Ingrid Torjesen reports on the award winning new care pathway, which uses a smartphone app for home monitoring of hypertension in pregnancy 

Around one in 10 women will develop high blood pressure disorders that will require them to attend hospital a couple of times a week for blood pressure readings and urine testing in order to monitor for pre-eclampsia, a potentially life threatening condition for both mother and baby that affects 2-8 per cent of pregnancies.

Luckily, the majority of women with high blood pressure will not develop pre-eclampsia, but the need for repeated hospital visits is time consuming and creates anxiety for the women affected. Regular monitoring also takes up a lot of staff time.

“These women have to take time off work, they have to arrange childcare, and they have to pay for transport to come to hospital two or three times weekly,” explains Asma Khalil, consultant and reader in obstetrics and maternal foetal medicine at St George’s Hospital University in London.

Hospitals are also very short of midwives, and we realised that we could make their work more efficient by bringing only the patients to hospital that really need to come, she adds.

The maternal foetal medicine team (obstetricians and midwives) at St George’s University Hospital has developed a new care pathway, which enables these women to be evaluated at home using an innovative smartphone app. The initiative led to the team winning the award for Using Technology to Improve Efficiency in the 2017 HSJ Awards.

How it works

Under the home monitoring of hypertension in pregnancy (HaMpton) pathway they developed, with the aid of a £75,000 Innovation for Improvement grant from the Health Foundation, pregnant women at risk of developing pre-eclampsia take their own blood pressure readings with validated monitors two or three times a day and test protein levels in their urine using dipsticks. They input the results into the app, and, if their readings are high, the app alerts them and tells them to attend hospital for further assessment.

The app has set thresholds, so for example if their blood pressure is over 150/100 mmHg, the app will tell them their reading is high and to repeat it, and if it is still high they will be told to contact their midwife or doctor. If the reading is very high on first testing – above 160/110 mmHg – they will be told to go to hospital immediately.

The app has set thresholds, so for eg if their blood pressure is over 150/100 mmHg, the app will tell them their reading is high and to repeat it

Women are also asked to answer a set of questions, to provide information which can help determine whether they are developing pre-eclampsia. For example, they are asked whether they have experienced any headache, and if so what type, and how severe and frequent, and whether have they experienced any visual symptoms.

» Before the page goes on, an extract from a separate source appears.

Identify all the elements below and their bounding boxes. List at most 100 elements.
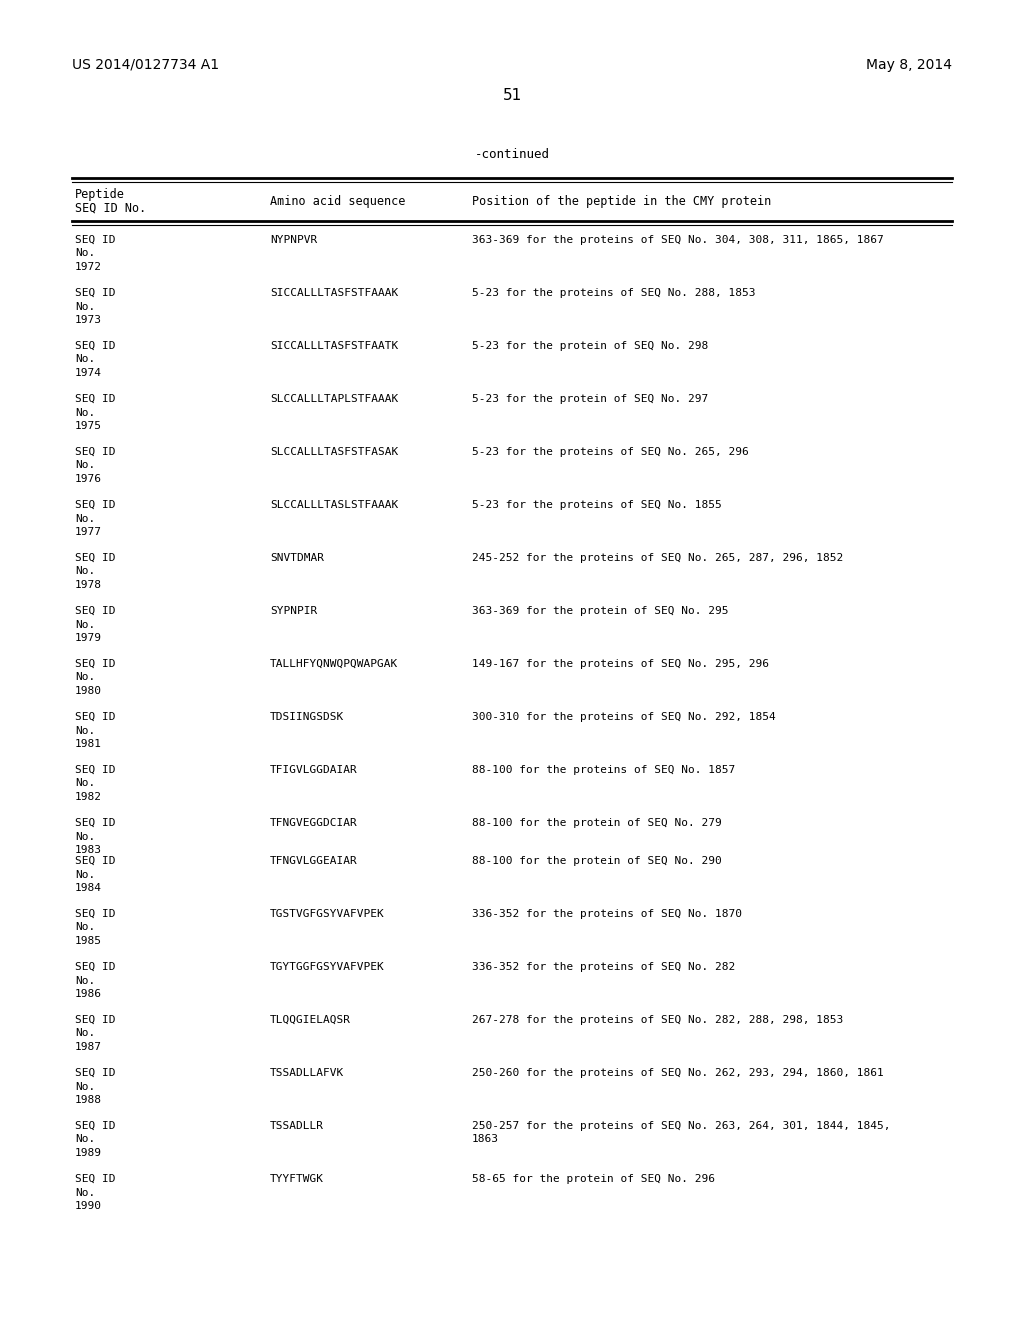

The app also sends data to the hospital so that it can be monitored by clinicians.

“The app is linked to an online secure platform, which allows the hospital midwife to see the readings in real time, so they know that these women are monitoring their blood pressure and they know that there aren’t very high readings,” Khalil explains.

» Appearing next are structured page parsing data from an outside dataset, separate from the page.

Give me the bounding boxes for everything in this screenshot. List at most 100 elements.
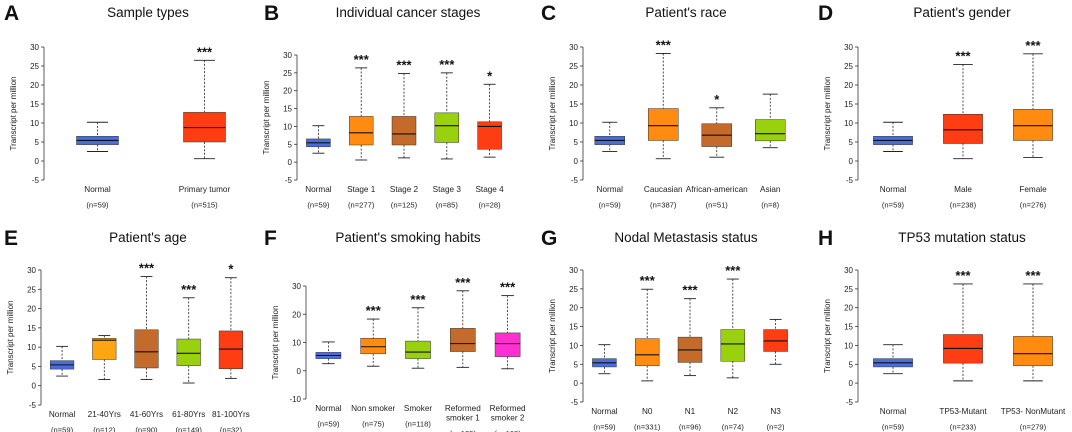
sample-count: (n=59) [599, 201, 622, 210]
y-tick-label: 20 [30, 81, 39, 90]
y-tick-label: 5 [32, 362, 37, 371]
significance-marker: *** [500, 280, 516, 295]
y-tick-label: -5 [846, 398, 854, 407]
sample-count: (n=12) [93, 426, 116, 432]
box [1013, 109, 1053, 141]
y-tick-label: 20 [569, 81, 578, 90]
y-tick-label: 15 [283, 105, 292, 114]
significance-marker: *** [181, 282, 197, 297]
y-tick-label: 20 [292, 310, 301, 319]
category-label: Stage 1 [347, 185, 376, 194]
y-tick-label: 20 [569, 304, 578, 313]
y-tick-label: 5 [35, 138, 40, 147]
y-tick-label: 20 [844, 81, 853, 90]
y-axis-label: Transcript per million [9, 77, 18, 151]
category-label: TP53-Mutant [939, 407, 987, 416]
sample-count: (n=515) [191, 201, 218, 210]
box-group: * 81-100Yrs (n=32) [212, 262, 250, 432]
y-tick-label: 0 [35, 157, 40, 166]
box-group: Normal (n=59) [49, 345, 75, 432]
box-group: *** 61-80Yrs (n=149) [172, 282, 205, 432]
y-tick-label: 15 [30, 100, 39, 109]
sample-count: (n=74) [722, 423, 745, 432]
y-axis-label: Transcript per million [548, 77, 557, 151]
category-label: 21-40Yrs [88, 410, 121, 419]
box [92, 338, 117, 360]
box [755, 119, 786, 142]
category-label: African-american [686, 185, 748, 194]
box-group: N3 (n=2) [763, 318, 788, 432]
significance-marker: *** [197, 44, 213, 59]
category-label: Stage 2 [390, 185, 419, 194]
box [648, 108, 679, 141]
box-group: Normal (n=59) [873, 121, 913, 210]
category-label: Normal [880, 407, 907, 416]
category-label: Normal [305, 185, 332, 194]
significance-marker: *** [396, 58, 412, 73]
category-label: 61-80Yrs [172, 410, 205, 419]
significance-marker: * [487, 68, 493, 83]
box-group: Normal (n=59) [594, 121, 625, 210]
category-label: Caucasian [644, 185, 683, 194]
category-label: Non smoker [351, 404, 395, 413]
significance-marker: *** [682, 283, 698, 298]
y-tick-label: -5 [29, 401, 37, 410]
y-tick-label: 0 [574, 379, 579, 388]
y-tick-label: 30 [844, 43, 853, 52]
significance-marker: *** [455, 275, 471, 290]
category-label: Stage 3 [433, 185, 462, 194]
category-label: Normal [880, 185, 907, 194]
y-tick-label: 10 [844, 119, 853, 128]
y-tick-label: 25 [844, 285, 853, 294]
panel-d: D Patient's gender -5 0 5 10 15 20 25 30 Transcrip… [818, 2, 1053, 210]
sample-count: (n=276) [1020, 201, 1047, 210]
box-group: *** Smoker (n=118) [404, 292, 432, 429]
y-tick-label: 10 [30, 119, 39, 128]
category-label: Normal [315, 404, 342, 413]
panel-g: G Nodal Metastasis status -5 0 5 10 15 20 25 30 Tr… [541, 227, 788, 432]
y-tick-label: 10 [27, 343, 36, 352]
y-tick-label: 5 [574, 360, 579, 369]
box [494, 332, 521, 357]
significance-marker: *** [354, 52, 370, 67]
y-tick-label: 25 [844, 62, 853, 71]
sample-count: (n=8) [761, 201, 779, 210]
category-label: Primary tumor [179, 185, 231, 194]
box [405, 340, 431, 359]
y-tick-label: -5 [32, 176, 40, 185]
significance-marker: *** [955, 48, 971, 63]
sample-count: (n=135) [450, 429, 477, 432]
significance-marker: *** [725, 263, 741, 278]
sample-count: (n=90) [135, 426, 158, 432]
significance-marker: *** [139, 261, 155, 276]
y-tick-label: 10 [292, 339, 301, 348]
panel-title: Patient's age [109, 230, 187, 245]
category-label: Female [1019, 185, 1047, 194]
y-tick-label: 20 [844, 304, 853, 313]
y-tick-label: 30 [27, 266, 36, 275]
sample-count: (n=51) [706, 201, 729, 210]
y-tick-label: 10 [844, 341, 853, 350]
sample-count: (n=238) [950, 201, 977, 210]
panel-letter: D [818, 2, 833, 25]
box-group: *** Primary tumor (n=515) [179, 44, 231, 209]
category-label: Reformed [445, 404, 481, 413]
box [348, 116, 374, 146]
panel-b: B Individual cancer stages -5 0 5 10 15 20 25 30 T… [262, 2, 504, 210]
panel-f: F Patient's smoking habits -10 0 10 20 30 Trans… [264, 227, 526, 432]
box-group: *** N0 (n=331) [634, 273, 661, 431]
y-tick-label: 25 [27, 285, 36, 294]
significance-marker: *** [656, 37, 672, 52]
y-tick-label: -10 [289, 395, 301, 404]
sample-count: (n=118) [405, 420, 431, 429]
sample-count: (n=96) [679, 423, 702, 432]
box [360, 338, 386, 355]
panel-letter: C [541, 2, 556, 25]
category-label: Asian [760, 185, 781, 194]
sample-count: (n=387) [650, 201, 677, 210]
sample-count: (n=149) [176, 426, 203, 432]
box-group: Normal (n=59) [315, 341, 342, 429]
y-tick-label: 20 [283, 87, 292, 96]
sample-count: (n=233) [950, 423, 977, 432]
sample-count: (n=59) [86, 201, 109, 210]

Currently, the women must enter their readings manually but it is hoped that eventually they will be able to be given automated monitors that will enter the data into the app automatically.

Benefits

The HaMpton pathway was tested in 58 pregnant women with hypertension attending the hospital’s Day Assessment Unit for blood pressure monitoring, and an evaluation by researchers at the University of East Anglia showed that the new pathway reduced demand for appointments for hypertension monitoring by 53 per cent.

Two thirds of patients said they felt considerably less anxious when checking blood pressure at home and that the incidence of high blood pressure requiring medical intervention was lower.

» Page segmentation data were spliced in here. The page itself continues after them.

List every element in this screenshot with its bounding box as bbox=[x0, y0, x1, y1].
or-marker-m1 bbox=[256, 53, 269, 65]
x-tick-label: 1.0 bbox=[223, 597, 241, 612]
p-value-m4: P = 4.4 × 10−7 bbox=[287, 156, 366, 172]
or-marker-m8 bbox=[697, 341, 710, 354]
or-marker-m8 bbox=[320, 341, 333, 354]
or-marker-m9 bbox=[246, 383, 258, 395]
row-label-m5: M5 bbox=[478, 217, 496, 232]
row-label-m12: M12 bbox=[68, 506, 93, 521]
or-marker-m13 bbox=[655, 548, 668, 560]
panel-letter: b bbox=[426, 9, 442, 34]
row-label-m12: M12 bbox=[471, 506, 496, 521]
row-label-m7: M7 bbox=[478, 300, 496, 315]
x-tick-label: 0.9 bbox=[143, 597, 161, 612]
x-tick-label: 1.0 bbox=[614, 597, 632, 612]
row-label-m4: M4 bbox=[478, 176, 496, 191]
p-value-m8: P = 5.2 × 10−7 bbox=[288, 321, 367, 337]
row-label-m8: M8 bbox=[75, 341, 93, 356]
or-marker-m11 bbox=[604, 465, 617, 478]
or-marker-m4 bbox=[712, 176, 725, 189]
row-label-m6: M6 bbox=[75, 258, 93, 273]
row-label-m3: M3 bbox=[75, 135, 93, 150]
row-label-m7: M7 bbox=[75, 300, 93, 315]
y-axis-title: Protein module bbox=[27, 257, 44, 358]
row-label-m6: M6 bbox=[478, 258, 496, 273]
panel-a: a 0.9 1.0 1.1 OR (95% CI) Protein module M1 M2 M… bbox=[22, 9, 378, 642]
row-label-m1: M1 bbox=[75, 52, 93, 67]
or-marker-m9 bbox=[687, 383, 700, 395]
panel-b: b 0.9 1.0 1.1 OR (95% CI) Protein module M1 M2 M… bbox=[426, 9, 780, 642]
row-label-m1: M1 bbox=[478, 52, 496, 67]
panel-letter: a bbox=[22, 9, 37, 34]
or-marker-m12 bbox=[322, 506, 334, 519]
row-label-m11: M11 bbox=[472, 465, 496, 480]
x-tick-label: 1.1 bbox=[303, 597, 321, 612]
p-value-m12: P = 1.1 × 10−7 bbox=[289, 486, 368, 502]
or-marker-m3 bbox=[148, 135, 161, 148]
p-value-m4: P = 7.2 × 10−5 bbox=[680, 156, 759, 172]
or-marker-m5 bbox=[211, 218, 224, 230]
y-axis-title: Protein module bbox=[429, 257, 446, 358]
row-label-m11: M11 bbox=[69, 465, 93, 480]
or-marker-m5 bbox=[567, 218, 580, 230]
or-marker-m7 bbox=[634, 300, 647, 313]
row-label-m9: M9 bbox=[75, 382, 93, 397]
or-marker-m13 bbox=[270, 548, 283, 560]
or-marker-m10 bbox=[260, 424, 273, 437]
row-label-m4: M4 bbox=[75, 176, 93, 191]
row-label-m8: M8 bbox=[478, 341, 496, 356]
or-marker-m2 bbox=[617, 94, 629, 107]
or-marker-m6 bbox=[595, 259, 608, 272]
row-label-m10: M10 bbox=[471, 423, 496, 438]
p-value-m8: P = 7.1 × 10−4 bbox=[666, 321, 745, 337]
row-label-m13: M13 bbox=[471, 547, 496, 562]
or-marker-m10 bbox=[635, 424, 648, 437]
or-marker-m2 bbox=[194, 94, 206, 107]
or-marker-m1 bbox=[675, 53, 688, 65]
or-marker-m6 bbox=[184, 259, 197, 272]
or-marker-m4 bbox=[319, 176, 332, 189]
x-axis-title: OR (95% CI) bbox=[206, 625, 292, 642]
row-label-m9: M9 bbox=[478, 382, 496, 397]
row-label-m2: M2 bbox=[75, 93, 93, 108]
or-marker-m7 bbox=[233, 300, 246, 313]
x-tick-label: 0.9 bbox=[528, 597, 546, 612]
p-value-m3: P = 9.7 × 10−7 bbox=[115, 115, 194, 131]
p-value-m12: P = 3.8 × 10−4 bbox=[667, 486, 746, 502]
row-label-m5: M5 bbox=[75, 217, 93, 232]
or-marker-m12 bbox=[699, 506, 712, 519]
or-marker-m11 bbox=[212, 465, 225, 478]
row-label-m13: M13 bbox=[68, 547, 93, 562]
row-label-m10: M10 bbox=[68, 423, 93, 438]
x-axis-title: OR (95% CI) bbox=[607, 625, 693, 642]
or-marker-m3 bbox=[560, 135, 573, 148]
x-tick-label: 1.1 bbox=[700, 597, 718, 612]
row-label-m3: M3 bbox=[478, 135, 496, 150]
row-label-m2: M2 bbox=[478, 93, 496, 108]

Some women will record high readings where their blood pressure is taken in a medical setting because they are anxious when they don’t actually have hypertension; this is known as “white coat syndrome” and can lead to them receiving unnecessary interventions such as antihypertensive drugs or being induced early.

The researchers calculated that the average saving per woman enrolled on the HaMpton pathway was £280 per week or roughly £1700 per woman per pregnancy

Reducing unnecessary interventions is better for the women and also saves NHS resources. For example, when a woman with high blood pressure is referred to a hospital midwife for investigation, the costs of that appointment to the NHS is £50, and any women commenced on antihypertensive therapy will be admitted overnight at a cost of £250/night.

The researchers calculated that the average saving per woman enrolled on the HaMpton pathway was £280 per week or roughly £1700 per woman per pregnancy as women are monitored for an average of six weeks. If this saving was scaled up across the UK, the NHS could save £44mn per year, Khalil says. That is a conservative estimate based on 3.5 per cent of the 700,000 pregnancies being monitored remotely via the HaMpton pathway.

What the judges said

The HSJ judges described St George’s HaMpton pathway as “an impressive example of aligning the need for a real focus on safety and quality for a very serious, potentially life threatening, condition with patients views, equity of access, clinical expertise and technology.”

They said it “ticked all the boxes”, and that they were confident that the initiative could be replicated across the country and for other conditions.

Khalil says that the pathway is in the process of being adopted at around seven other hospital sites, including Kingston Hospital, Croydon Hospital, Liverpool Women’s Hospital and Bolton Foundation Trust.